Table 6 shows an interesting result: HS is always correctly identified in the PS and FA groups. As supported by statistical analysis, the voice quality of normophonic and pathological subjects differs, for allowing an almost complete separation between these two macroclasses.
In particular, the KNN classifier of the PS group achieved the highest mean accuracy of 87%. Such a result was expected due to the larger size of the pediatric subject dataset. The CS class showed a high precision (100%). However, the low recall value (50%), along with its std, suggests that vocal properties might not be specific solely to this syndrome. SMS and NS present a more stable outcome, with especially high specificity scores. However, NS is characterized by a variable recall value (80 ± 42%), which may mean that the NS vocal phenotype is not easy to define.
The SVM model of the FA group performed well on the CS and DS classes. Therefore, these two syndromes seem to present specific voice characteristics, avoiding the other pathologies being classified as NS and CS due to their 100% specificity values. The SMS class showed poor performance, as some NS, CS, and DS observations were classified as SMS, possibly because it was the most numerous class.
Considerations similar to those of the FA group can be applied to the male cohort. High performance characterized CS and DS class recognition as well. It is important to note that the HS were not all correctly identified in the MA group, and some observations were misclassified as DS. The overall accuracy is similar to that of the PS group (84%), but this result must be taken cautiously, as the MA cohort was the smallest in our study. Therefore, in the future, it will be important to understand whether the same performance can be achieved by increasing the sample size and reducing the number of parameters.
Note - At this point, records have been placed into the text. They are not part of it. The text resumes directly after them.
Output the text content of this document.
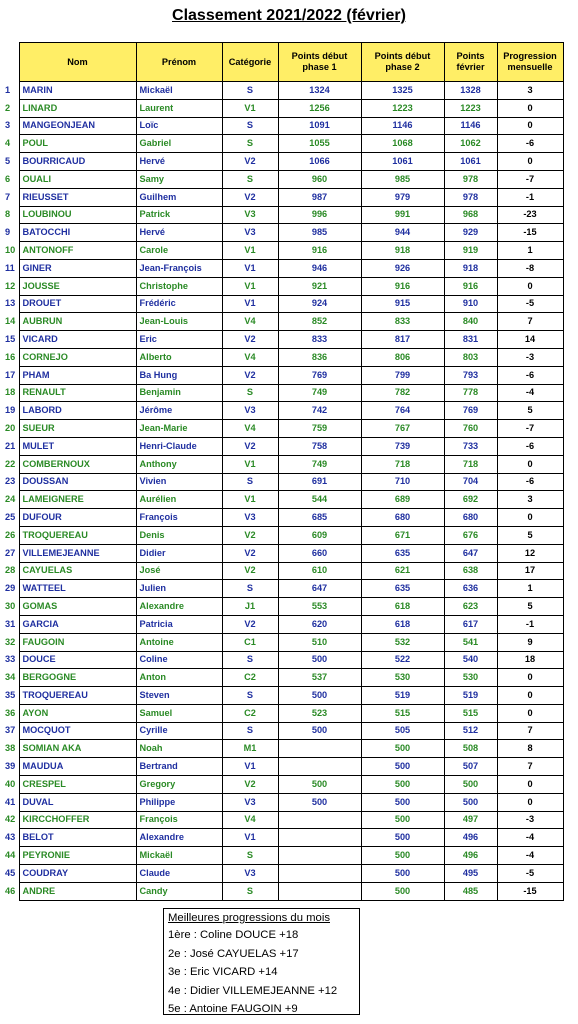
Classement 2021/2022 (février)
	Nom	Prénom	Catégorie	Points début phase 1	Points début phase 2	Points février	Progression mensuelle
1	MARIN	Mickaël	S	1324	1325	1328	3
2	LINARD	Laurent	V1	1256	1223	1223	0
3	MANGEONJEAN	Loïc	S	1091	1146	1146	0
4	POUL	Gabriel	S	1055	1068	1062	-6
5	BOURRICAUD	Hervé	V2	1066	1061	1061	0
6	OUALI	Samy	S	960	985	978	-7
7	RIEUSSET	Guilhem	V2	987	979	978	-1
8	LOUBINOU	Patrick	V3	996	991	968	-23
9	BATOCCHI	Hervé	V3	985	944	929	-15
10	ANTONOFF	Carole	V1	916	918	919	1
11	GINER	Jean-François	V1	946	926	918	-8
12	JOUSSE	Christophe	V1	921	916	916	0
13	DROUET	Frédéric	V1	924	915	910	-5
14	AUBRUN	Jean-Louis	V4	852	833	840	7
15	VICARD	Eric	V2	833	817	831	14
16	CORNEJO	Alberto	V4	836	806	803	-3
17	PHAM	Ba Hung	V2	769	799	793	-6
18	RENAULT	Benjamin	S	749	782	778	-4
19	LABORD	Jérôme	V3	742	764	769	5
20	SUEUR	Jean-Marie	V4	759	767	760	-7
21	MULET	Henri-Claude	V2	758	739	733	-6
22	COMBERNOUX	Anthony	V1	749	718	718	0
23	DOUSSAN	Vivien	S	691	710	704	-6
24	LAMEIGNERE	Aurélien	V1	544	689	692	3
25	DUFOUR	François	V3	685	680	680	0
26	TROQUEREAU	Denis	V2	609	671	676	5
27	VILLEMEJEANNE	Didier	V2	660	635	647	12
28	CAYUELAS	José	V2	610	621	638	17
29	WATTEEL	Julien	S	647	635	636	1
30	GOMAS	Alexandre	J1	553	618	623	5
31	GARCIA	Patricia	V2	620	618	617	-1
32	FAUGOIN	Antoine	C1	510	532	541	9
33	DOUCE	Coline	S	500	522	540	18
34	BERGOGNE	Anton	C2	537	530	530	0
35	TROQUEREAU	Steven	S	500	519	519	0
36	AYON	Samuel	C2	523	515	515	0
37	MOCQUOT	Cyrille	S	500	505	512	7
38	SOMIAN AKA	Noah	M1		500	508	8
39	MAUDUA	Bertrand	V1		500	507	7
40	CRESPEL	Gregory	V2	500	500	500	0
41	DUVAL	Philippe	V3	500	500	500	0
42	KIRCCHOFFER	François	V4		500	497	-3
43	BELOT	Alexandre	V1		500	496	-4
44	PEYRONIE	Mickaël	S		500	496	-4
45	COUDRAY	Claude	V3		500	495	-5
46	ANDRE	Candy	S		500	485	-15
Meilleures progressions du mois
1ère : Coline DOUCE +18
2e : José CAYUELAS +17
3e : Eric VICARD +14
4e : Didier VILLEMEJEANNE +12
5e : Antoine FAUGOIN +9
These preliminary results are promising in terms of defining a phonatory profile for genetic diseases. However, we remark that this outcome was obtained with a limited dataset, so more voice samples must be collected. Another limitation is the choice to use all available recordings for some of the patients in the case of extremely rare diseases; although precautions were taken, the results might be biased due to the lack of totally independent data. By applying the proposed procedure to a larger dataset, it will be possible to carry out reliable comparisons to validate and possibly find new acoustical features that could reliably describe genetic syndromes. Indeed, with a large amount of data, new models could be developed to determine whether the same differences in the acoustical parameters between syndromes found in this work can be confirmed and whether any improvements in classification results are feasible. For this exploratory analysis, we used acoustical features of the sustained /a/, /I/, and /u/ vowels to obtain results comparable with those reported in previous works. Moreover, these vowels were the most numerous vocal tasks in our small dataset. The small number of subjects analyzed in this first study did not allow for investigation of feature selection or feature engineering techniques to obtain better classifiers. Such methods will be implemented once a more extensive database is available.